The most common adverse reactions (≥25%) in the 90 mg group were nausea (33%), fatigue (29%), headache (28%) and dyspnoea (27%), and in the group of 90 → 180 mg (40%), diarrhea (38%), fatigue (36%), cough (34%) and headache (27%).
DRUG INTERACTIONS
CYP3A Inhibitors : Avoid the concomitant use of ALUNBRIG with strong inhibitors of CYP3A. Avoid grapefruit juice or grapefruit as fruit, as it may also increase plasma concentrations of brigatinib. If concomitant use of a strong inhibitor of CYP3A is unavoidable, reduce ALUNBRIG dosage.
CYP3A Inducers: Avoid the concomitant use of ALUNBRIG with strong CYP3A inducers.
CYP3A Substrates: Co-administration of ALUNBRIG with substrates of CYP3A, including hormonal contraceptives, may result in decreased concentrations and loss of efficacy of CYP3A substrates.
USE ON SPECIFIC GROUPS
Pregnancy: ALUNBRIG can harm the fetus. Advise women with reproductive capacity about the potential risk to the fetus.
Lactation: There are no data regarding the secretion of brigatinib in human milk or its effect on the suckling baby or milk production.

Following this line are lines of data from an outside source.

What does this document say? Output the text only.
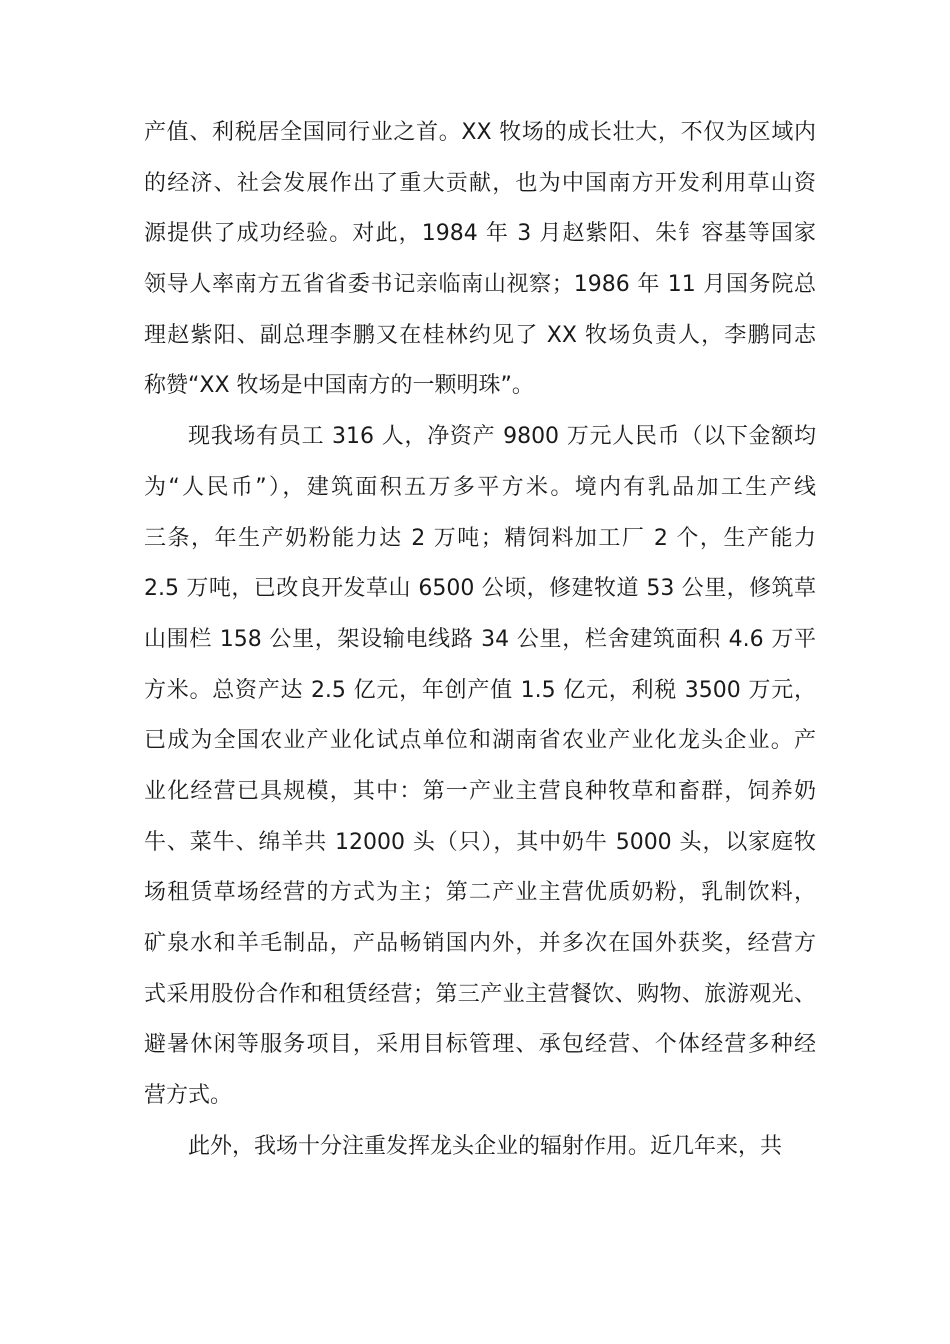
产值、利税居全国同行业之首。XX 牧场的成长壮大，不仅为区域内
的经济、社会发展作出了重大贡献，也为中国南方开发利用草山资
源提供了成功经验。对此，1984 年 3 月赵紫阳、朱钅容基等国家
领导人率南方五省省委书记亲临南山视察；1986 年 11 月国务院总
理赵紫阳、副总理李鹏又在桂林约见了 XX 牧场负责人，李鹏同志
称赞“XX 牧场是中国南方的一颗明珠”。
现我场有员工 316 人，净资产 9800 万元人民币（以下金额均
为“人民币”），建筑面积五万多平方米。境内有乳品加工生产线
三条，年生产奶粉能力达 2 万吨；精饲料加工厂 2 个，生产能力
2.5 万吨，已改良开发草山 6500 公顷，修建牧道 53 公里，修筑草
山围栏 158 公里，架设输电线路 34 公里，栏舍建筑面积 4.6 万平
方米。总资产达 2.5 亿元，年创产值 1.5 亿元，利税 3500 万元，
已成为全国农业产业化试点单位和湖南省农业产业化龙头企业。产
业化经营已具规模，其中：第一产业主营良种牧草和畜群，饲养奶
牛、菜牛、绵羊共 12000 头（只），其中奶牛 5000 头，以家庭牧
场租赁草场经营的方式为主；第二产业主营优质奶粉，乳制饮料，
矿泉水和羊毛制品，产品畅销国内外，并多次在国外获奖，经营方
式采用股份合作和租赁经营；第三产业主营餐饮、购物、旅游观光、
避暑休闲等服务项目，采用目标管理、承包经营、个体经营多种经
营方式。
此外，我场十分注重发挥龙头企业的辐射作用。近几年来，共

Due to potential adverse reactions in lactating infants, advise women not to breastfeed during treatment with ALUNBRIG.
Men and women with reproductive capacity:
Contraception : advise women with reproductive potential to use effective non-hormonal contraceptives during ALUNBRIG treatment and for at least 4 months after final dosing. Advise men living with women in reproductive capacity to use effective contraceptives during treatment with ALUNBRIG and for at least 3 months after the final dosing.

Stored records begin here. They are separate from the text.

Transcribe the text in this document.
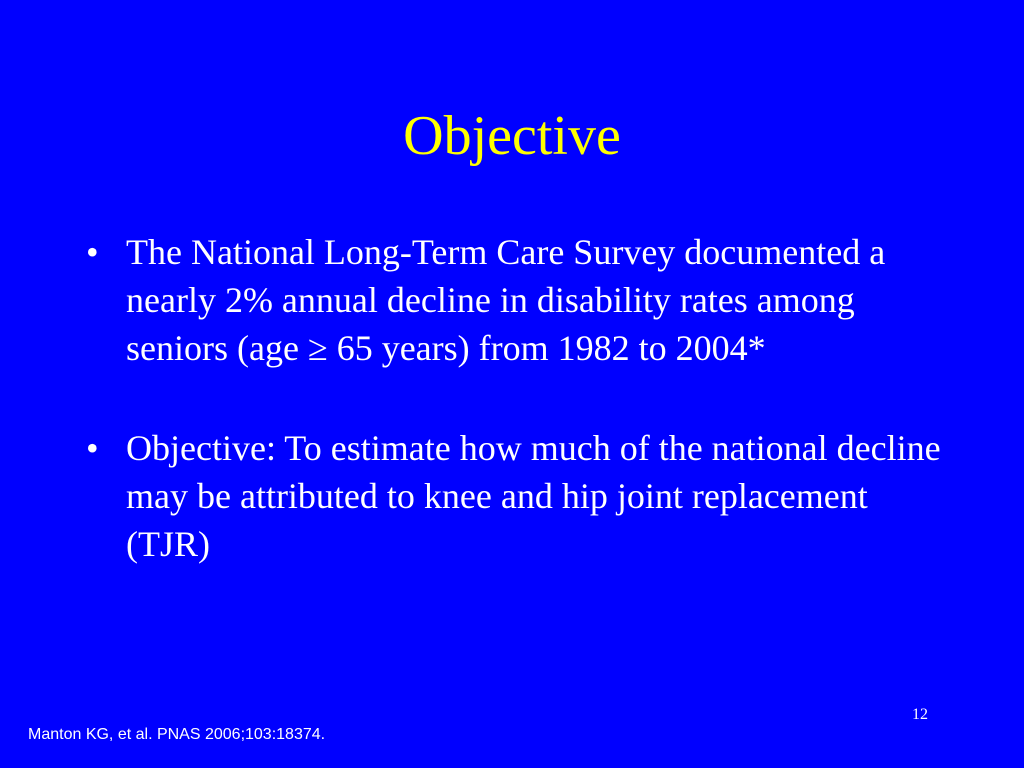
Objective
• The National Long-Term Care Survey documented a nearly 2% annual decline in disability rates among seniors (age ≥ 65 years) from 1982 to 2004*
• Objective: To estimate how much of the national decline may be attributed to knee and hip joint replacement (TJR)
12
Manton KG, et al. PNAS 2006;103:18374.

Infertility : ALUNBRIG can cause fertility reduction in men.
Pediatric use: The safety and efficacy of ALUNBRIG in pediatric patients has not been established.

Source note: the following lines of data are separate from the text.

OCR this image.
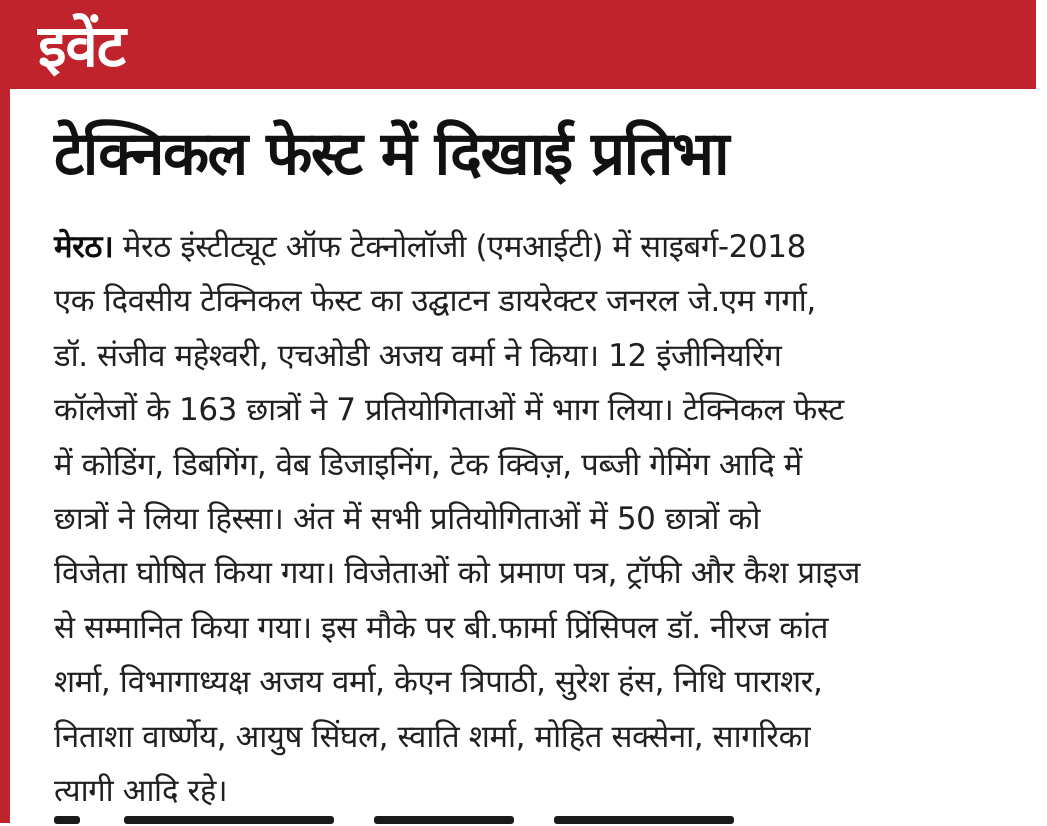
इवेंट
टेक्निकल फेस्ट में दिखाई प्रतिभा
मेरठ। मेरठ इंस्टीट्यूट ऑफ टेक्नोलॉजी (एमआईटी) में साइबर्ग-2018
एक दिवसीय टेक्निकल फेस्ट का उद्घाटन डायरेक्टर जनरल जे.एम गर्गा,
डॉ. संजीव महेश्वरी, एचओडी अजय वर्मा ने किया। 12 इंजीनियरिंग
कॉलेजों के 163 छात्रों ने 7 प्रतियोगिताओं में भाग लिया। टेक्निकल फेस्ट
में कोडिंग, डिबगिंग, वेब डिजाइनिंग, टेक क्विज़, पब्जी गेमिंग आदि में
छात्रों ने लिया हिस्सा। अंत में सभी प्रतियोगिताओं में 50 छात्रों को
विजेता घोषित किया गया। विजेताओं को प्रमाण पत्र, ट्रॉफी और कैश प्राइज
से सम्मानित किया गया। इस मौके पर बी.फार्मा प्रिंसिपल डॉ. नीरज कांत
शर्मा, विभागाध्यक्ष अजय वर्मा, केएन त्रिपाठी, सुरेश हंस, निधि पाराशर,
निताशा वार्ष्णेय, आयुष सिंघल, स्वाति शर्मा, मोहित सक्सेना, सागरिका
त्यागी आदि रहे।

Geriatric Use: ALUNBRIG clinical studies did not include sufficient patients aged 65 years or older to determine whether they responded differently from younger patients. Of the 222 patients in the ALTA, 19.4% were 65 to 74 years and 4.1% of 75 years or older. No clinically relevant difference in safety or efficacy was observed between patients 65 years of age and older and younger patients.
Hepatic or renal impairment: no dosage adjustment is recommended for patients with mild hepatic impairment or mild or moderate renal impairment. The safety of ALUNBRIG in patients with moderate or severe hepatic impairment or severe renal impairment has not been studied.